Han salido despedidas las entrañas del subsuelo. Indica una explosión potente. La tierra ha reventado en este punto. Hay árboles arrancados que marcan con sus troncos caídos la silueta de una onda expansiva. La brecha se encuentra en el centro de una zona de desolación absoluta. Un área donde no ha sobrevivido ni una brizna de hierba.

Me asomo a este agujero. Algo debió de estallar ahí dentro. Todo humea y la temperatura en el interior es mucho más elevada que fuera.

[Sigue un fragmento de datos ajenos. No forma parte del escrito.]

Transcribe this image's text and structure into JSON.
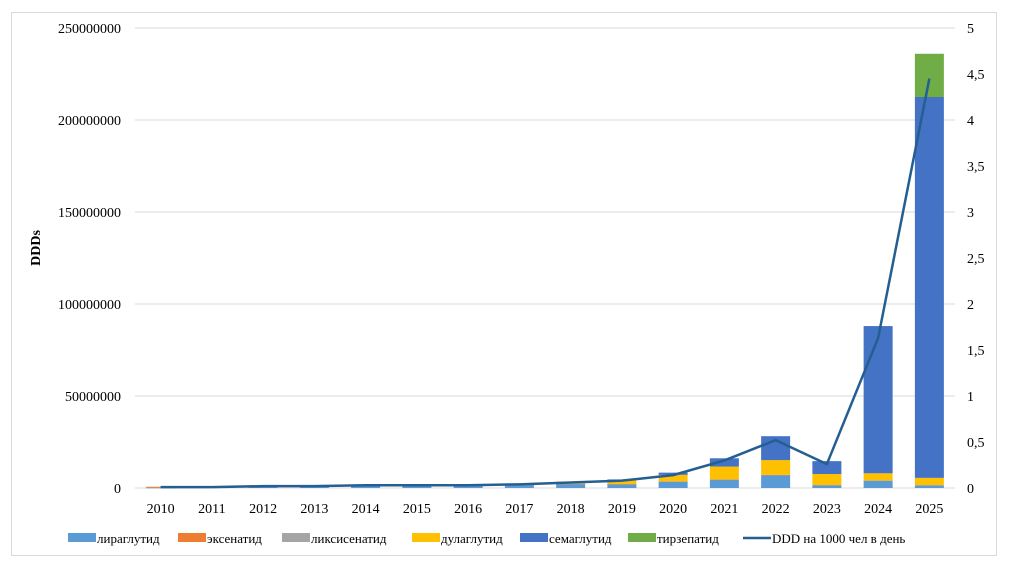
{
  "chart_data": {
    "type": "bar",
    "stacked": true,
    "ylabel": "DDDs",
    "ylim": [
      0,
      250000000
    ],
    "y_ticks": [
      "0",
      "50000000",
      "100000000",
      "150000000",
      "200000000",
      "250000000"
    ],
    "y2lim": [
      0,
      5
    ],
    "y2_ticks": [
      "0",
      "0,5",
      "1",
      "1,5",
      "2",
      "2,5",
      "3",
      "3,5",
      "4",
      "4,5",
      "5"
    ],
    "grid": true,
    "legend": "bottom",
    "categories": [
      "2010",
      "2011",
      "2012",
      "2013",
      "2014",
      "2015",
      "2016",
      "2017",
      "2018",
      "2019",
      "2020",
      "2021",
      "2022",
      "2023",
      "2024",
      "2025"
    ],
    "series": [
      {
        "name": "лираглутид",
        "color": "#5b9bd5",
        "values": [
          100000,
          500000,
          800000,
          900000,
          1200000,
          1300000,
          1400000,
          1600000,
          2200000,
          2000000,
          3500000,
          4500000,
          7000000,
          1500000,
          4000000,
          1500000
        ]
      },
      {
        "name": "эксенатид",
        "color": "#ed7d31",
        "values": [
          600000,
          200000,
          100000,
          50000,
          50000,
          50000,
          50000,
          50000,
          50000,
          50000,
          50000,
          50000,
          50000,
          0,
          0,
          0
        ]
      },
      {
        "name": "ликсисенатид",
        "color": "#a5a5a5",
        "values": [
          0,
          0,
          0,
          50000,
          100000,
          100000,
          100000,
          100000,
          100000,
          100000,
          100000,
          100000,
          100000,
          100000,
          0,
          0
        ]
      },
      {
        "name": "дулаглутид",
        "color": "#ffc000",
        "values": [
          0,
          0,
          0,
          0,
          0,
          100000,
          300000,
          600000,
          1200000,
          2000000,
          3500000,
          7000000,
          8000000,
          6000000,
          4000000,
          4000000
        ]
      },
      {
        "name": "семаглутид",
        "color": "#4472c4",
        "values": [
          0,
          0,
          0,
          0,
          0,
          0,
          0,
          0,
          0,
          500000,
          1200000,
          4500000,
          13000000,
          7000000,
          80000000,
          207000000
        ]
      },
      {
        "name": "тирзепатид",
        "color": "#70ad47",
        "values": [
          0,
          0,
          0,
          0,
          0,
          0,
          0,
          0,
          0,
          0,
          0,
          0,
          0,
          0,
          0,
          23500000
        ]
      }
    ],
    "line_series": {
      "name": "DDD на 1000 чел в день",
      "color": "#255e91",
      "axis": "right",
      "values": [
        0.01,
        0.01,
        0.02,
        0.02,
        0.03,
        0.03,
        0.03,
        0.04,
        0.06,
        0.08,
        0.14,
        0.3,
        0.52,
        0.26,
        1.63,
        4.45
      ]
    }
  }
}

Detecto brillos metálicos en las paredes.

Debería alejarme de aquí, puede ser peligroso. Pero sé que ellos volverán. Tengo que encontrar un lugar donde ocultarme y la grieta parece adecuada. No puede ser mucho peor lo que me aguarda ahí dentro. No mucho peor que el desierto que reina en el exterior.

Todo sigue muerto.

Entre los objetos que he ido recolectando en mi penoso camino hasta aquí, cuento con una linterna que todavía funciona. La enciendo.

Antes de introducirme por la sima, pienso en Ekaterina. La imagino ya inmersa en su nueva vida, exultante, bajo un cielo azul que he comenzado a añorar. La recreo impresionando a nuevos amigos, recordándonos en su intimidad. Y preparando una carta que nunca llegará a su destino, que jamás podré leer. ¿Qué pensará ella ante mi ausencia de respuesta? ¿Habrán llegado hasta su lejano país noticias sobre lo sucedido aquí? Confío en que sí; no soporto la idea de que ella pueda pensar que no he querido contestar a su carta. No me lo perdonaría.

Nikolái, desde España, tampoco podrá contactar conmigo, ni con Ekaterina si no es a través de mí. Se ha roto el vínculo.

Mi memoria regresa al hogar de mis padres.

El panorama que se ha ido ofreciendo a lo largo de la ruta de reconocimiento refuerza mi impresión: no hay muchas posibilidades de que mi familia se salvara de la catástrofe.

Por eso, la seguridad en el futuro de Ekaterina me da fuerzas. Ella continúa viva. Y en sus recuerdos, como en los de Nikolái, yo sigo presente. Lo sé. Solo para ellos mi ausencia deja un vacío, pero eso me permite seguir existiendo.

Una única certeza me empuja: Ekaterina piensa en mí desde una distancia que la salva.